Maybe it goes without saying but I'll say it anyway, for completeness: Don't forget to just do a straight string comparison on the whole address before messing with more complicated things! This should be a very cheap test, and thus is probably a no-brainer first pass.
Obviously, the more time you're willing and able to spend (both on programming/testing and on run time), the better you'll be able to do. Fuzzy string matching techniques (faster and less generalized kinds than Levenshtein) can be useful, as a separate pass from the token approach (I wouldn't try to fuzzy match individual tokens against each other). I find that fuzzy string matching doesn't give me enough bang for my buck on addresses (though I will use it on names).
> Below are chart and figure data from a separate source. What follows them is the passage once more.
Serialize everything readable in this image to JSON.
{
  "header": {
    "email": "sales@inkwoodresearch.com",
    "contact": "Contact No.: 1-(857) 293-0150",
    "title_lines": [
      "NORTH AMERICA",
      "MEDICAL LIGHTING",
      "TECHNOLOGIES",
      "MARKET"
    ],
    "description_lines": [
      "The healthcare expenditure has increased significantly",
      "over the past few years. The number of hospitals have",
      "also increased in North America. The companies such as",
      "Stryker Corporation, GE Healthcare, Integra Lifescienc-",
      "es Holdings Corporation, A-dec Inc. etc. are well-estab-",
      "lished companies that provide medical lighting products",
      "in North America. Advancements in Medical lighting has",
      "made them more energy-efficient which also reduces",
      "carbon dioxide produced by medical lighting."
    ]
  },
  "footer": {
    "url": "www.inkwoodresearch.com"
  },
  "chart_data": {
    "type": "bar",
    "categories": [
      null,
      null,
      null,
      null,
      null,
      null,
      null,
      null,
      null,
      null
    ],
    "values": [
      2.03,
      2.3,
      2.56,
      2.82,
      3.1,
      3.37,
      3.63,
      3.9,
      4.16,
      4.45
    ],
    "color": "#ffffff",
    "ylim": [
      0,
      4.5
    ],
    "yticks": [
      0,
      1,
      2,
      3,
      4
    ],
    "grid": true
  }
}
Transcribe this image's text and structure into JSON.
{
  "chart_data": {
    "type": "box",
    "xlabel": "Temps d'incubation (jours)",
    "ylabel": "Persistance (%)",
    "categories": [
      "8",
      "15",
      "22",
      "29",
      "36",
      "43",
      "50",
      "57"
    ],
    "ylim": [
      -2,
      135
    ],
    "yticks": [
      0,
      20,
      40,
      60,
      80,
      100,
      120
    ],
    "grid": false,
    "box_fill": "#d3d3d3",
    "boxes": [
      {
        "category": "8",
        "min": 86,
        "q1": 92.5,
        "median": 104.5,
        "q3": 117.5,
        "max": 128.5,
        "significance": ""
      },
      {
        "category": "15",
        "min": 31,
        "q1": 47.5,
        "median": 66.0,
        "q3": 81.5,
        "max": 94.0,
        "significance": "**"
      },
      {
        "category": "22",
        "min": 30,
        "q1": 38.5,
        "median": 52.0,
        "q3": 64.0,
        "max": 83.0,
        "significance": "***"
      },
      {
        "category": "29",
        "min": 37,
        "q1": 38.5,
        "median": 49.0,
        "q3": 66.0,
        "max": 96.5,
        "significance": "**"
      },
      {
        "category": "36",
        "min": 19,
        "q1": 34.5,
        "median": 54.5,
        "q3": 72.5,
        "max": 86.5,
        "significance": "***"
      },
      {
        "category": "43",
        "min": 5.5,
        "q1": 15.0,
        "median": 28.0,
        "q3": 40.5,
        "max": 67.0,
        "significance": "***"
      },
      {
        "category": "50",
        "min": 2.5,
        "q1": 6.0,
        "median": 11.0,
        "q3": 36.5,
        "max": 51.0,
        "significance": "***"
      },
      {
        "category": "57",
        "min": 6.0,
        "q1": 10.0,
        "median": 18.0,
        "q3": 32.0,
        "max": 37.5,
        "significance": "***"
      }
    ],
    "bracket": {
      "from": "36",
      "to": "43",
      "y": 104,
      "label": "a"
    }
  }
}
In order to do this right, you need to standardize your addresses according to USPS standards (your address examples appear to be US based). There are many direct marketing service providers that offer CASS (Coding Accuracy Support System) certification of postal addresses. The CASS process will standardize all of your addresses and append zip + 4 to them. Any undeliverable addresses will be flagged which will further reduce your postal mailing costs, if that is your intent. Once all of your addresses are standardized, eliminating duplicates will be trivial.
I had to do this once. I converted everything to lowercase, computed each address's Levenshtein distance to every other address, and ordered the results. It worked very well, but it was quite time-consuming.
You'll want to use an implementation of Levenshtein in C rather than in Python if you have a large data set. Mine was a few tens of thousands and took the better part of a day to run, I think.